L'Ehōmaki, le makizushi porte bonheur

Le 19/06/2015 à 12h00 - Traditions japonaises

Ehōmaki signifie littéralement le « rouleau des points cardinaux propices à la chance ». Ce long maki de riz, particulièrement épais, est garni généreusement de 7 ingrédients, pas plus, pas moins. Le chiffre 7 est en effet un porte-bonheur dans la coutume japonaise. Parmi ces garnitures, figurent obligatoirement Kanpyō (lanières séchées de calebasse et qui constituent une garniture culte du futomaki), des œufs au dashi, des morceaux d’anguille d’eau douce, et des champignons shiitake.

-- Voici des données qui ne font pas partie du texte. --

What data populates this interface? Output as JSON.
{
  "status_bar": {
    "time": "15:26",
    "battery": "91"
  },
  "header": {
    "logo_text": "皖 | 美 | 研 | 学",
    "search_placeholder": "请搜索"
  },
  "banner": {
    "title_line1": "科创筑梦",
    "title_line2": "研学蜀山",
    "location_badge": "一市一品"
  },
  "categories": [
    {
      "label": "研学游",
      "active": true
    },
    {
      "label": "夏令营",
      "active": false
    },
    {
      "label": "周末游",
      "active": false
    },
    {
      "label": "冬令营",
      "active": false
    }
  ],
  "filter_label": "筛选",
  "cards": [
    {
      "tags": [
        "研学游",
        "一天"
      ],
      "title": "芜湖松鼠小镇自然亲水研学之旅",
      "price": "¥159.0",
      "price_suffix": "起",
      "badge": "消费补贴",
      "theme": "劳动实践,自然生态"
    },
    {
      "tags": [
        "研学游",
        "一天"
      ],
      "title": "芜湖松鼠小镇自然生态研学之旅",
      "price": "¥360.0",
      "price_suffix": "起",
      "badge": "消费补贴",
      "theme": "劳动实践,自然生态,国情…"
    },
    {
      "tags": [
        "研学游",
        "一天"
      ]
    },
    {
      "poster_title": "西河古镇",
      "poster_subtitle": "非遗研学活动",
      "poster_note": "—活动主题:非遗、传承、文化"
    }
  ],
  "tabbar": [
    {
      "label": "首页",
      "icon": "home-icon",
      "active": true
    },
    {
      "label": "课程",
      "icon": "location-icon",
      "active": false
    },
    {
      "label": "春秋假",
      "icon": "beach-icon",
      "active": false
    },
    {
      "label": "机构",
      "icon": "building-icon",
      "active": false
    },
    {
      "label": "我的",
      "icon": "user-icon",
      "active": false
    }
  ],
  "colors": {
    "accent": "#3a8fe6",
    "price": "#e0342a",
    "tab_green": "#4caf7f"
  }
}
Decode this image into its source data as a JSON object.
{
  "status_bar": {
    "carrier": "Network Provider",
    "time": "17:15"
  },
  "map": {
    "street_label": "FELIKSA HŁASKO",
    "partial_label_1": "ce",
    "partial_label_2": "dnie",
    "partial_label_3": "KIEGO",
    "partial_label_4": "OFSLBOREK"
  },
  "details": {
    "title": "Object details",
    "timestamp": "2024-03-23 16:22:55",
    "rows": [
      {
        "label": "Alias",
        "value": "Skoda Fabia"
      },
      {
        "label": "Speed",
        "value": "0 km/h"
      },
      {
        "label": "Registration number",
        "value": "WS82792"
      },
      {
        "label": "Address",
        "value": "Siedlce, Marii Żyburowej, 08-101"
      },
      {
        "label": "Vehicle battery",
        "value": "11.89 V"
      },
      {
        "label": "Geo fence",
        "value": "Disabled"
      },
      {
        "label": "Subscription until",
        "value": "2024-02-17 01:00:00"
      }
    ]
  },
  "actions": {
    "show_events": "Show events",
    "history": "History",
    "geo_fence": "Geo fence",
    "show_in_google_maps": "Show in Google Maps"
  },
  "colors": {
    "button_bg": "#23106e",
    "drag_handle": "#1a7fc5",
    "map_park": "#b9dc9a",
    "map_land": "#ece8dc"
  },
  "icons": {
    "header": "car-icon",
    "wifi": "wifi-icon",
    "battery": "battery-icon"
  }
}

Un maki lié à une fête ancestrale
Ehōmaki est préparé et dégusté durant Setsubun. Ce jour unique marque le passage de l’hiver au printemps. Setsubun est célébré dans tout le japon pour accueillir le printemps, et principalement le 1er jour du printemps appelé Risshun. Les festivités se déroulent le 3 février tous les ans. Petite précision toutefois au sujet de cette date : ce n’est pas que le printemps arrive plus tôt au Japon qu’en Europe, mais cette date est fixée d’après l’ancien calendrier lunaire. Cette coutume n’a pas toujours été respectée au Japon. Elle fut instaurée durant l'ère Heian (794-1185) et fut célébrée jusqu’à la fin de l’ère Edo en 1868. Durant toute cette période, c’est la région du Kansai qui accorde le plus d’importance au Setsubun. D’ailleurs, selon la légende, ce serait des dockers d’Osaka (une des préfectures du Kansai) qui auraient lancé cette tradition. En 1873, en pleine ère Meiji, l’empire abandonne le calendrier lunaire et adopte le calendrier grégorien (calendrier solaire). C’est depuis cette année que l’État ne reconnait plus Setsubuncomme une fête à célébrer. Du coup, bien que ce soit jour de fête, le 3 février est une journée non chômée. À partir de 1970, la coopérative de Nori d’Osaka fait redécouvrir aux Japonais cette coutume. À l’heure actuelle, la moitié des Japonais, en particulière les habitant de l’ouest de l’archipel, célèbrent Setsubun.
Le bonheur est dans le maki
À Setsubun, les Japonais lancent des haricots grillés depuis leur fenêtre pour chasser les mauvais esprits de la maison. Tout en jetant les haricots, les habitants crient « Oni wa soto ! Fuku wa uchi ! », une exclamation qui signifie littéralement « Que les démons sortent ! Que le bonheur entre ! » Par ailleurs, la coutume veut que lorsqu’on déguste le Ehōmak, on se met face au point cardinal annoncé comme porteur de chance et qui apportera le bonheur pour l’année. On parle de la direction ehō (d’où le nom du maki). Le maki doit être mangé d’un trait, les yeux fermés tout en formulant un vœu en tête. Il ne faut surtout pas le découper, car sinon on met fin aux relations intimes et personnelles que l’on entretient avec les dieux. Pour être exact, le vrai nom de ce maki est marukaburizushi (rouleau de sushi à déguster dans toute la longueur). En 1998, la chaîne de commerce de proximité 7-Eleven (les supérettes sont désignées par l’expression konbini au Japon) lance sur le marché, le jour de Setsubun, un marukaburizushi qu’il baptise ehōmaki. Le succès de la recette dans tout le Japon est tel que petit à petit les Japonais finissent par substituer ehōmaki au nom traditionnel.